Tomorrow, Apple are holding a ‘Special Event’ at the Bill Graham Civic Auditorium for what is widely believed to be the unveiling of the iPhone 7, and Apple Watch 2 with new bands. It is, of course, also the event where we’ll hear more about the release of iOS 10, tvOS 10, watchOS 3, and macOS Sierra.
Honestly, I’m still undecided on whether to upgrade from my iPhone 6. The iPhone 7 isn’t shaping up to be very exciting, and really the only thing it’s missing is 3D Touch - which is exciting but not a justification to buy a whole new phone. Quite frankly, I just want a new MacBook Pro but there are strong reports which say the Mac won’t be mentioned tomorrow, and we’ll likely have to wait until the end of October. Apple are making it incredibly difficult for me to give them money, but whatever. The non-Retina screen I’m looking at as I type this is burning my eyes, but that’s cool Apple. You take your time. I’ll wait. Others have speculated as to how and when they’re going to be announced. I’d love for them to be announced tomorrow, and a release date set (even if it’s for much later in the year). At least then we’d know what we’re getting, and when.
The real topic of controversy this year is the rumoured (but almost certain) removal of the headphone jack from this next-generation iPhone. The best explanation I’ve heard floating around - and the one I agree with most - is that it’s happening this year to get the fuss out of the way. Any significant change Apple make to a product, especially the iPhone, will undoubtedly get a lot of media attention. By making it the focus of the 2016 iPhone, Apple are able to offer a significantly redesigned iPhone in 2017 with the hope of no negative press coverage. It’s a smart way to get all of the complaints out of the way early, on an iPhone that won’t prove significant in the history of the product. News moves fast, and no one will care about the removal of the headphone jack by the end of this year. Perhaps even by the end of this month.
So how will you listen to audio on your iPhone 7? I’m going to assume for the sake of this post that the iPhone 7 will come with earphones that plug into the Lightning port of the iPhone (the port you currently use for charging), and that Apple will heavily push the sale of wireless (most likely Bluetooth) earphones. There will also be some kind of adapter that you can plug into the Lightning port to use existing earphones with a 3.5mm headphone plug if you so desire. Whether or not this comes in the box remains to be seen.
I’ve stayed relatively mute on this topic ever since the rumours became loud earlier this year, simply because I don’t care. I’m neither for nor against its removal. It sincerely doesn’t bother me. If the headphone jack stays, cool. If it doesn’t, also cool. I’ll live, and so will you. It’s not what you’d believe if you read Twitter, or were closely in tune with the tech media, but I honestly don’t care, and don’t think many others outside of these circles do either. The frequency and reliability of reports saying it’ll be removed make it pretty obvious this was a controlled leak by Apple, to ease us into the idea over the last six months, without springing it on us tomorrow. Considering the fuss in the media thus far, I was surprised the first my mum heard of the removal was this past weekend. It surprised her, but only took a 20 second explanation and she understood why it’s probably going to be removed and was fine with it.
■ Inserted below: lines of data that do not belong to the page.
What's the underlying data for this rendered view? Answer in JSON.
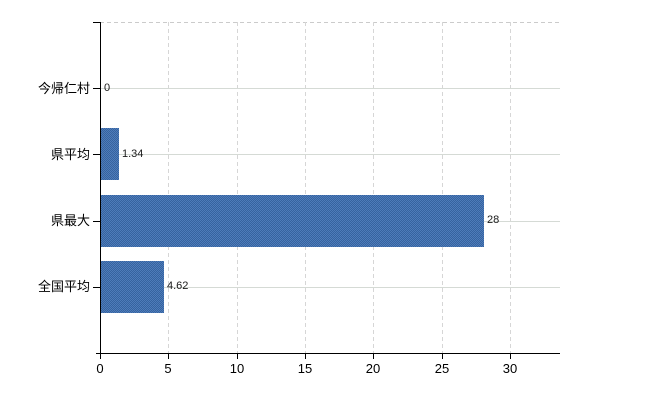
{
  "chart_data": {
    "type": "bar",
    "orientation": "horizontal",
    "title": "",
    "categories": [
      "今帰仁村",
      "県平均",
      "県最大",
      "全国平均"
    ],
    "values": [
      0,
      1.34,
      28,
      4.62
    ],
    "value_labels": [
      "0",
      "1.34",
      "28",
      "4.62"
    ],
    "x_ticks": [
      0,
      5,
      10,
      15,
      20,
      25,
      30
    ],
    "x_tick_labels": [
      "0",
      "5",
      "10",
      "15",
      "20",
      "25",
      "30"
    ],
    "xlim": [
      0,
      33.7
    ],
    "grid": true,
    "legend": false,
    "xlabel": "",
    "ylabel": "",
    "bar_color": "#4270ac",
    "bar_dither_dark": "#36639f",
    "bar_dither_light": "#4e7cba",
    "h_gridline_color": "#d5dad5",
    "v_gridline_color": "#d6d6d6",
    "top_border_color": "#cbcbcb",
    "axis_color": "#000000",
    "label_color": "#1a1a1a",
    "background_color": "#ffffff"
  }
}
As little as I care, it’s important to think about the implications for the community as a whole. After all, the iPhone is a device used by upward of 40% of people in developed countries, and is the single best selling phone. As someone who catches public transport frequently, I’m always looking around to see how people are using their tech, and I’d say 80% of people fit into one of two categories - they either use the earphones that are included in the box with their smartphone, or they’re using Bluetooth earphones. Common brands of Bluetooth headphones include Bose, Sony, and Jaybird. The removal of the headphone jack won’t have an impact upon these people at all. They’ll buy the iPhone 7, and either pull out the earphones in the box and start using them, or they’ll pair their existing Bluetooth headphones and be done with it. This doesn’t leave a great number of people impacted by the change. As for everyone else? Well, I’m sure they’ll either be able to buy an adaptor for a few bucks, buy a new pair of Lightning earphones (which will undoubtedly soar in popularity after this month), or take the plunge and buy some Bluetooth earphones. Similar to the transition between the 30-pin dock connector and Lightning, we’ll all have forgotten the 3.5mm headphone port was a thing before long.
The removal of the headphone jack will anger many, but it’s important to remember this change is inevitable. Any change to the iPhone will make people angry, but all in all this change isn’t as significant as you’ve been made to believe. Remember, most people don’t care. They’re going to buy the iPhone 7, use the lightning earphones that come with it, and get on with their life.